Für die Forschungs- und Transfereinrichtungen erwächst bei der Gestaltung der regio­nalen Lernkultur eine besondere Verantwortung, die mit der Chance verbunden ist, inter­nationale Forschungsergebnisse und eigene Erkenntnisse in die Arbeit der einbe­zogenen regionalen Akteure zu übertragen. Dabei sind folgende Ziele anzustreben:

  • Gewährleitung einer kontinuierlichen, auf Nachhaltigkeit ausgerichteten, Arbeits­fähigkeit.

  • Die Forschungs- und Transfereinrichtungen sind auf das Ziel zu orientieren, die regionalen Akteure bei der weiteren Gestaltung der Lernkultur besonders durch folgende Leistungen zu unterstützen:

           -  Transfer internationaler Erfahrungen in die Region
           -
  Mitwirkung beim Aufbau regionaler Netzwerke
           -
  Vernetzung der Netze
           -  Entwicklung von Synergieeffekten zwischen den Projekten
           -  Beratung und Weiterbildung der regionalen Akteure
           -  Mitwirkung beim Aufbau von Qualitätssicherungssystemen
           -  Verbesserung der Transparenz der Angebote der Bildungsdienstleister
           -  Entwicklung einer konsequenten Kundenorientierung und damit zur Entwicklung
              von der Angebots- zur Nachfrageorientierung
           -  Initiierung konkreter bildungsbereichsübergreifender Maßnahmen, die sowohl formales,
              nichtformales als auch informelles Lernen beinhalten
           -  Entwicklung von Zertifizierungsgrundlagen, die die Anerkennung auch von informel
              erworbenen Lernleistungen unterstützen


Für die Ministerien und Ämter ergeben sich im Rahmen der Gestaltung der regionalen Lernkultur u. a. folgende Ziele:

  • Die Ministerien und Ämter müssen über die Kompetenzen und (finanziellen) Möglich­keiten  verfügen, die Rahmenbedingungen für eine zukunftsorientierte Gestaltung der regionalen Lernkulturen zu gewährleisten.

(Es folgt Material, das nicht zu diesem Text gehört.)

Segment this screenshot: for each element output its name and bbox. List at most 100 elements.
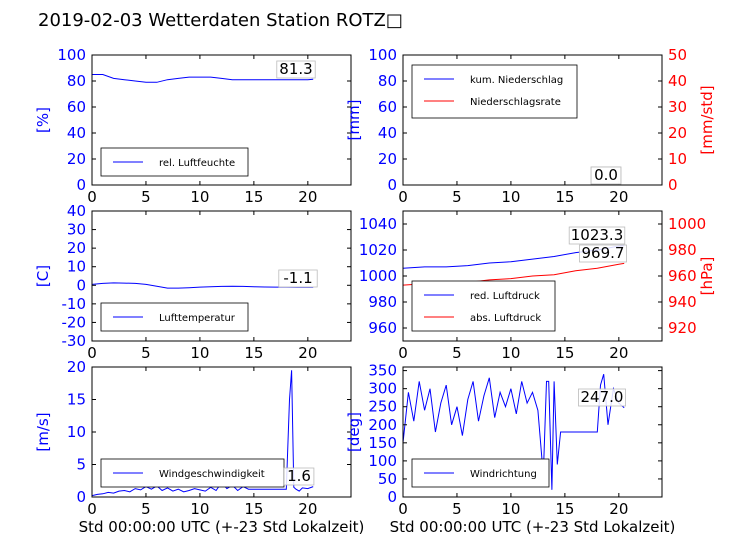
temperature-ytick-label: 40	[67, 202, 86, 220]
windspeed-ytick-label: 5	[76, 456, 86, 474]
humidity-ytick-label: 60	[67, 98, 86, 116]
humidity-ytick-label: 100	[57, 46, 86, 64]
temperature-value-annotation: -1.1	[278, 269, 318, 288]
pressure-value-text: 969.7	[582, 244, 625, 262]
humidity-legend: rel. Luftfeuchte	[100, 147, 249, 177]
winddir-ytick-label: 150	[368, 434, 397, 452]
pressure-y2tick-label: 980	[668, 241, 697, 259]
winddir-ytick-label: 350	[368, 362, 397, 380]
winddir-xtick-label: 15	[555, 500, 574, 518]
temperature-ytick-label: 20	[67, 239, 86, 257]
precipitation-value-text: 0.0	[594, 166, 618, 184]
pressure-y2tick-label: 940	[668, 293, 697, 311]
pressure-ytick-label: 1020	[359, 241, 397, 259]
temperature-ytick-label: -30	[62, 332, 87, 350]
pressure-panel: 0 5 10 15 20 960 980 1000 1020 1040 920 940 960 980 10…	[359, 210, 716, 362]
windspeed-ytick-label: 10	[67, 423, 86, 441]
humidity-xtick-label: 5	[141, 188, 151, 206]
winddir-ytick-label: 0	[387, 488, 397, 506]
precipitation-y2tick-label: 20	[668, 124, 687, 142]
winddir-xlabel: Std 00:00:00 UTC (+-23 Std Lokalzeit)	[390, 518, 676, 536]
pressure-ytick-label: 1040	[359, 215, 397, 233]
pressure-value-text: 1023.3	[571, 226, 624, 244]
temperature-ytick-label: -10	[62, 295, 87, 313]
precipitation-legend: kum. Niederschlag Niederschlagsrate	[411, 64, 578, 119]
pressure-y2tick-label: 960	[668, 267, 697, 285]
precipitation-y2tick-label: 30	[668, 98, 687, 116]
temperature-ylabel: [C]	[34, 265, 52, 287]
precipitation-ytick-label: 20	[378, 150, 397, 168]
winddir-frame	[402, 366, 663, 498]
windspeed-legend: Windgeschwindigkeit	[100, 458, 285, 488]
windspeed-value-annotation: 1.6	[283, 467, 315, 486]
precipitation-ytick-label: 40	[378, 124, 397, 142]
windspeed-value-box	[283, 467, 315, 486]
pressure-legend: red. Luftdruck abs. Luftdruck	[411, 280, 556, 332]
windspeed-xtick-label: 20	[298, 500, 317, 518]
precipitation-y2tick-label: 40	[668, 72, 687, 90]
pressure-value-annotation: 1023.3	[568, 226, 626, 245]
humidity-xtick-label: 10	[190, 188, 209, 206]
humidity-xtick-label: 0	[87, 188, 97, 206]
humidity-frame	[91, 54, 352, 186]
pressure-y2label: [hPa]	[698, 257, 716, 296]
humidity-panel: 0 5 10 15 20 0 20 40 60 80 100 [%] rel. Luftfeuchte 8…	[34, 46, 352, 206]
temperature-xtick-label: 15	[244, 344, 263, 362]
pressure-ytick-label: 980	[368, 293, 397, 311]
winddir-legend: Windrichtung	[411, 458, 550, 488]
winddir-ytick-label: 100	[368, 452, 397, 470]
temperature-ytick-label: 30	[67, 221, 86, 239]
pressure-value-box	[579, 244, 627, 263]
humidity-ytick-label: 40	[67, 124, 86, 142]
humidity-ytick-label: 0	[76, 176, 86, 194]
winddir-ytick-label: 250	[368, 398, 397, 416]
precipitation-y2tick-label: 50	[668, 46, 687, 64]
windspeed-xlabel: Std 00:00:00 UTC (+-23 Std Lokalzeit)	[79, 518, 365, 536]
precipitation-frame	[402, 54, 663, 186]
temperature-xtick-label: 0	[87, 344, 97, 362]
temperature-xtick-label: 5	[141, 344, 151, 362]
winddir-value-text: 247.0	[581, 388, 624, 406]
windspeed-legend-label: Windgeschwindigkeit	[159, 469, 265, 480]
temperature-value-text: -1.1	[283, 269, 312, 287]
humidity-ylabel: [%]	[34, 107, 52, 133]
temperature-legend: Lufttemperatur	[100, 302, 249, 332]
pressure-value-box	[568, 226, 626, 245]
pressure-xtick-label: 15	[555, 344, 574, 362]
precipitation-xtick-label: 0	[398, 188, 408, 206]
winddir-ylabel: [deg]	[345, 412, 363, 452]
winddir-value-box	[578, 388, 626, 407]
humidity-legend-label: rel. Luftfeuchte	[159, 158, 235, 169]
precipitation-legend-label: Niederschlagsrate	[470, 97, 561, 108]
temperature-frame	[91, 210, 352, 342]
winddir-ytick-label: 200	[368, 416, 397, 434]
temperature-panel: 0 5 10 15 20-30-20-10010203040[C]Lufttempera…	[34, 202, 352, 362]
winddir-xtick-label: 10	[501, 500, 520, 518]
temperature-ytick-label: 0	[76, 276, 86, 294]
windspeed-ytick-label: 15	[67, 391, 86, 409]
humidity-xtick-label: 20	[298, 188, 317, 206]
precipitation-y2tick-label: 10	[668, 150, 687, 168]
temperature-ytick-label: 10	[67, 258, 86, 276]
temperature-value-box	[278, 269, 318, 288]
windspeed-xtick-label: 0	[87, 500, 97, 518]
winddir-series-0	[403, 374, 625, 490]
precipitation-ytick-label: 0	[387, 176, 397, 194]
figure-title: 2019-02-03 Wetterdaten Station ROTZ□	[38, 10, 403, 31]
precipitation-legend-label: kum. Niederschlag	[470, 75, 563, 86]
windspeed-ytick-label: 0	[76, 488, 86, 506]
pressure-xtick-label: 0	[398, 344, 408, 362]
pressure-xtick-label: 5	[452, 344, 462, 362]
precipitation-xtick-label: 15	[555, 188, 574, 206]
winddir-value-annotation: 247.0	[578, 388, 626, 407]
temperature-ytick-label: -20	[62, 313, 87, 331]
precipitation-panel: 0 5 10 15 20 0 20 40 60 80 100 [mm] 0 10 20 30 40 50 [mm/s…	[345, 46, 716, 206]
pressure-y2tick-label: 1000	[668, 215, 706, 233]
precipitation-xtick-label: 10	[501, 188, 520, 206]
temperature-xtick-label: 20	[298, 344, 317, 362]
precipitation-legend-box	[411, 64, 578, 119]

  • Die Ministerien und Ämter sollten dazu beitragen, dass Bildung als wichtiges Element des Profils der Region anerkannt wird.  

  • Die Ministerien und Ämter sollten in ihrer Arbeit auf die Dienstleistungen von For­schungs- und Transferinstituten zugreifen können.

Eine Weiterentwicklung der Kultur des Lernens kann und muss mehr bewirken, als die genannten Potenziale und Möglichkeiten für einzelne Zielgruppen zu erschließen. 

Die Zielstellung für die Gestaltung regionaler Lernkulturen ergibt sich aus der generellen Funktion des Lernens und der Lernkultur bei der Entwicklung der Wirtschaft, der Wissenschaft, des Arbeitsmarktes, der sozialen Strukturen und der Kultur. Die Entwicklung der Lernkultur entscheidet langfristig und maßgeblich über die Wettbe­werbs­fähigkeit der Unternehmen und über die Beschäftigungssituation in den einzelnen Regionen.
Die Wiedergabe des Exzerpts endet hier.